Le ministre de l’Information au Nigeria a récemment révélé que 55 personnes -ministres du gouvernement, gouverneurs d’Etat, fonctionnaires, banquiers et hommes d’affaires- ont volé 6,8 milliards de dollars (1,34 milliard de naira) de fonds publics au Nigeria, entre 2006 et 2013. Pourquoi la corruption et le vol sont-ils omniprésents au Nigeria ? Pourquoi un tel comportement dans la fonction publique ? La corruption a atteint un tel niveau qu’elle peut être considérée comme culturelle. Une culture bien rodée qui organise à tous les niveaux une totale impunité, notamment dans la sphère politique.

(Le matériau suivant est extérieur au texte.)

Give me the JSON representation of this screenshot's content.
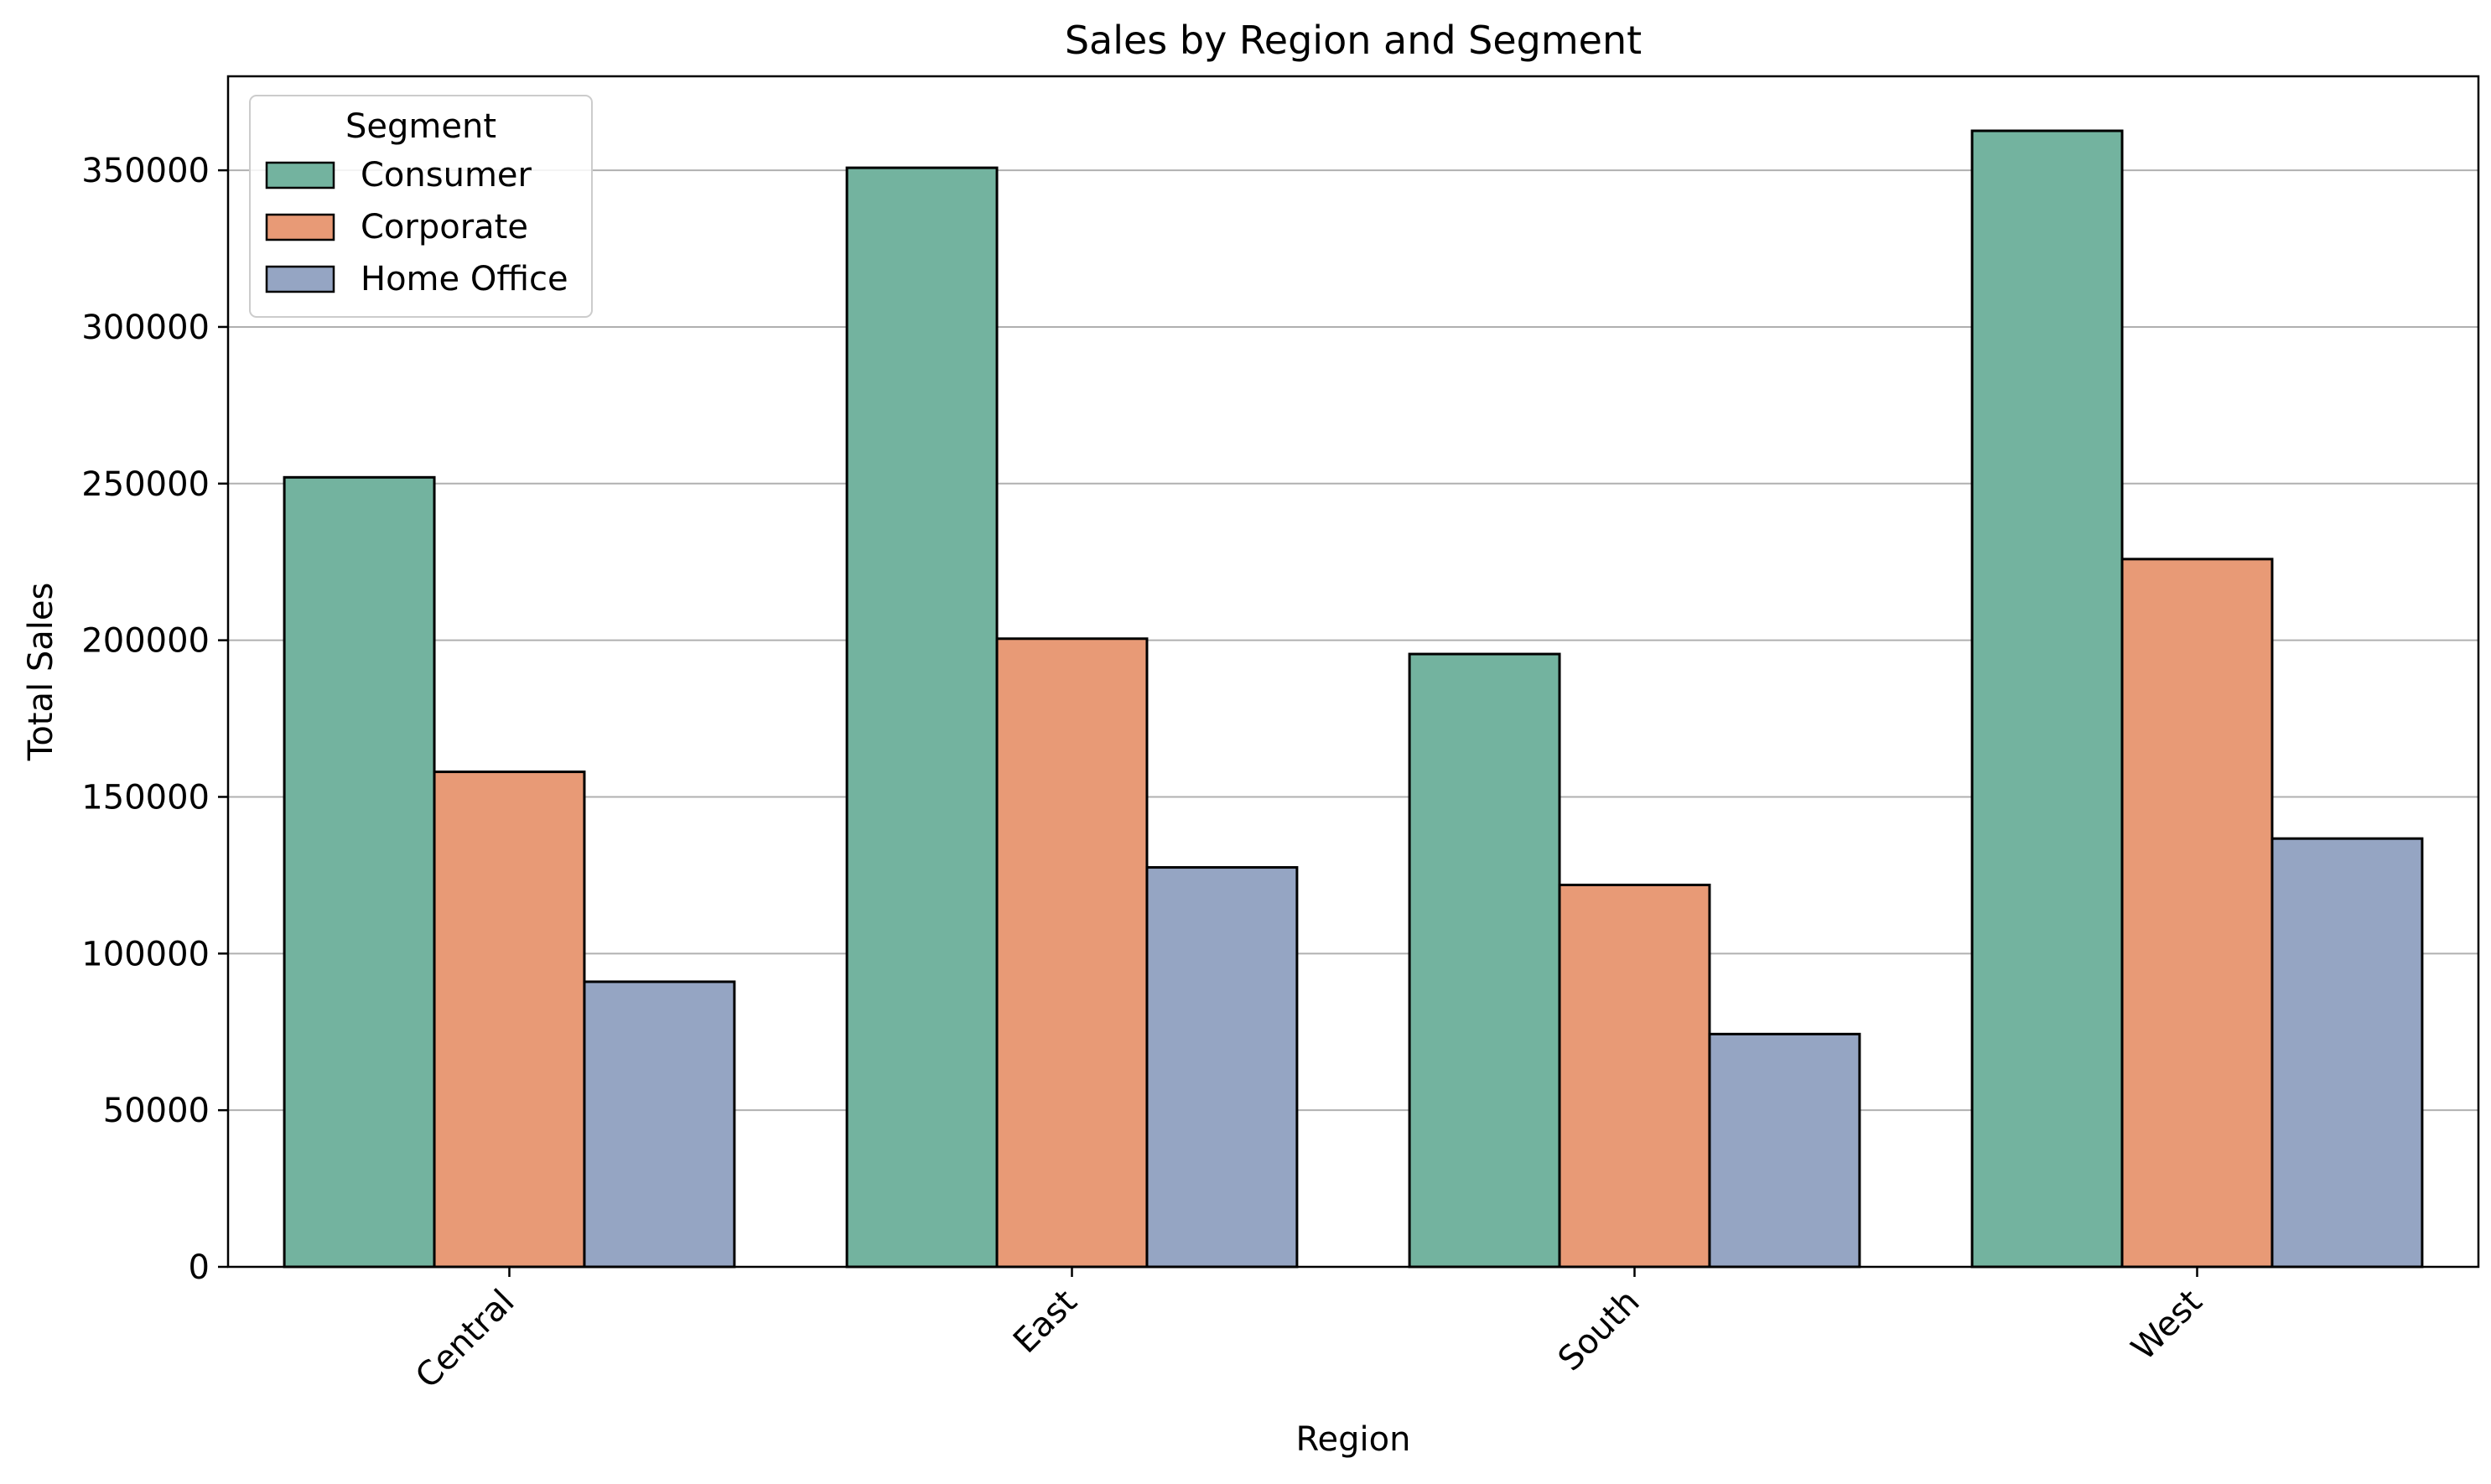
{
  "chart_data": {
    "type": "bar",
    "title": "Sales by Region and Segment",
    "xlabel": "Region",
    "ylabel": "Total Sales",
    "categories": [
      "Central",
      "East",
      "South",
      "West"
    ],
    "series": [
      {
        "name": "Consumer",
        "color": "#73b39f",
        "values": [
          252000,
          350800,
          195600,
          362600
        ]
      },
      {
        "name": "Corporate",
        "color": "#e89a76",
        "values": [
          158000,
          200500,
          121900,
          225900
        ]
      },
      {
        "name": "Home Office",
        "color": "#95a5c3",
        "values": [
          91000,
          127500,
          74300,
          136700
        ]
      }
    ],
    "ylim": [
      0,
      380000
    ],
    "yticks": [
      0,
      50000,
      100000,
      150000,
      200000,
      250000,
      300000,
      350000
    ],
    "ytick_labels": [
      "0",
      "50000",
      "100000",
      "150000",
      "200000",
      "250000",
      "300000",
      "350000"
    ],
    "grid": "horizontal",
    "legend": {
      "title": "Segment",
      "placement": "top-left"
    },
    "xtick_rotation": 45
  }
}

Le cycle de la corruption commence par la cupidité de la part de ceux qui ont accès aux recettes publiques pour s’étendre ensuite au niveau des fonctionnaires, des ministres, des législateurs, et des gouverneurs. Cette chaîne infernale est huilée par des facilitateurs : banques, entrepreneurs, entreprises de construction et diverses multinationales. Il ne faut pas oublier ces facilitateurs qui sont rarement pointés du doigt alors qu’ils jouent un rôle essentiel.

Le scandale de Halliburton

Le scandale de Halliburton illustre parfaitement la complicité des responsables gouvernementaux et les corporations pour spolier le peuple du Nigeria. Il a fallu une dizaine d’années pour faire la lumière sur cette affaire obscure de 182 millions dollars de pots-de-vin payés par Halliburton, et impliquant plusieurs multinationales et des responsables gouvernementaux nigérians. KBR, filiale de Halliburton, a utilisé un réseau de banques secrètes et de paradis fiscaux pour payer 182 millions dollars de pots-de-vin à des fonctionnaires nigérians en échange d’un contrat clé en main de 6 milliards dollars pour le projet de gaz naturel liquéfié du Nigeria (NLNG) à Bonny. Il a même déclaré avoir déposé un sac d’1 million de dollars pour un fonctionnaire dans un hôtel de luxe d’Abuja.

L’affaire Scam Malabu Oil

L’escroquerie de 1,1 milliard de dollars via la compagnie Malabu Oil and Gas est aussi un excellent exemple de la connivence qui existe entre les entreprises et la classe politique corrompue du Nigeria. Rappelons les faits : en 2011, les géants pétroliers, Shell et ENI, ont payé 1,1 milliard de dollars au gouvernement nigérian pour obtenir le bloc pétrolier OPL 245, dans ce qui semblait être une opération correcte. La somme a été ensuite transférée à une société écran (fictive), Malabu Oil and Gas, créée par l’ancien ministre des Hydrocarbures. Shell et ENI ont affirmé qu’elles ne savaient pas que l’argent serait finalement détourné de cette manière. Toutefois, une fuite des échanges de courriels entre les responsables de Shell et ENI, obtenus et publiés par le journaliste italien Claudio Gatti, a montré que les deux sociétés avaient clairement connaissance de l’opération de détournement.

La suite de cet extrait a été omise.